We are reminded of our need for something greater than ourselves
We don’t gather with the bride of Christ to see perfect people who have it all together. We go to church to see people from all walks of life come together to admit their need for something greater.  The disparate individual parts of a the family of God are not much, but in Christ we are built up to be the body of Christ. The church is an eternal entity made up of temporary people, a timeless body made up of people living in the moment. The church gives us hope that even though the world is falling apart, there is something that will stand eternal.  The family of God gives us hope that in an increasingly divisive world there exists a place for people who are different to come together.  In the small gathering of local believers the liberal activist sits across the aisle from the fiscal conservative, who is down the row from the homeschool family that takes a meal to the local elementary teacher to let her know they are praying for her. The leadership of the household of faith might be composed of barbers, farmers, professors, bankers, teachers, but ideally a mixture of all of them. 

The church is one of the few places that we regularly go in our society to purposefully be around people different than us. Not just to be around them, that happens at the grocery store. Church is where we go to  become something more than our parts, to be made into something that matters.  The internet allows people to come together to find people who are just like them, but it is only at church that all groups come together.  When we gather as the bride of Christ we put aside differences to care for people not like us, love on those who see things differently, embrace people who don’t share every same value we do.The local church is one of the few places that we can intentionally choose diversity in our weekly rhythms of life.   When we come together to do this, the church is the “wisdom of God made manifest in the world.”  Only God could do something like this.  Only God could bring these dead parts together to give them life and make a new creation.  The differentness of the church is one of the reasons that people need it.  We need to be around people who are different than us.  Where else are we going to find this intimacy with people who are different than us?  When we can so easily surround ourselves with people just like us, we need to choose the diversity that the local body of believers forces on us.  

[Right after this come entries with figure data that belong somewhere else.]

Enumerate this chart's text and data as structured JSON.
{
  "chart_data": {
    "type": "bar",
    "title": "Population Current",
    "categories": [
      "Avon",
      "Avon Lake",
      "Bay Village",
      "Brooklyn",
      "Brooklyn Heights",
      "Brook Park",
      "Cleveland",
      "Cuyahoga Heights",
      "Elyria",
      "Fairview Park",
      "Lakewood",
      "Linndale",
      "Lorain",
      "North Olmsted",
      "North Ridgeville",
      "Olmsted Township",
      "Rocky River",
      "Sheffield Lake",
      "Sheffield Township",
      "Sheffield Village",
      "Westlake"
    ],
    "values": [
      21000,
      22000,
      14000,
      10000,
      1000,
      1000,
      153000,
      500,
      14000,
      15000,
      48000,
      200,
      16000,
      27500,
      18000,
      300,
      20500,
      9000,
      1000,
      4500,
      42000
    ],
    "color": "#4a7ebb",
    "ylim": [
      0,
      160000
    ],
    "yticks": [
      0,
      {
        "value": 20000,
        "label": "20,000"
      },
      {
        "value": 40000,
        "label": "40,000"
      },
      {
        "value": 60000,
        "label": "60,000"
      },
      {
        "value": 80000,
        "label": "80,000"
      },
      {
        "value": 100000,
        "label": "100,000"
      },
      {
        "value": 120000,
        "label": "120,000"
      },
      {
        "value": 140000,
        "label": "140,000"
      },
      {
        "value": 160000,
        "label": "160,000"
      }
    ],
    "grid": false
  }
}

 This diversity that the family of God gives us should give us hope because it is their that we can see the medley of people, races, and experiences  that God intends to be the future of the church.  

That doesn’t mean all of this will be easy.  The church can be the greatest source of pain in our lives. It can also be the greatest source of blessing.  That people like you and me make up it’s membership ensures that fact.  To choose church is to subject ourselves to the kind of sanctification that only happens when we live closely with each other.  To choose church is to choose to rejoice and laugh with people as well as to choose to hold them when it all comes crashing down.  In church we have a brief glimpse of what eternity will be, minus the tragedy and disappointment. We must  choose church because we believe that someday soon we will all be together. So let’s start now.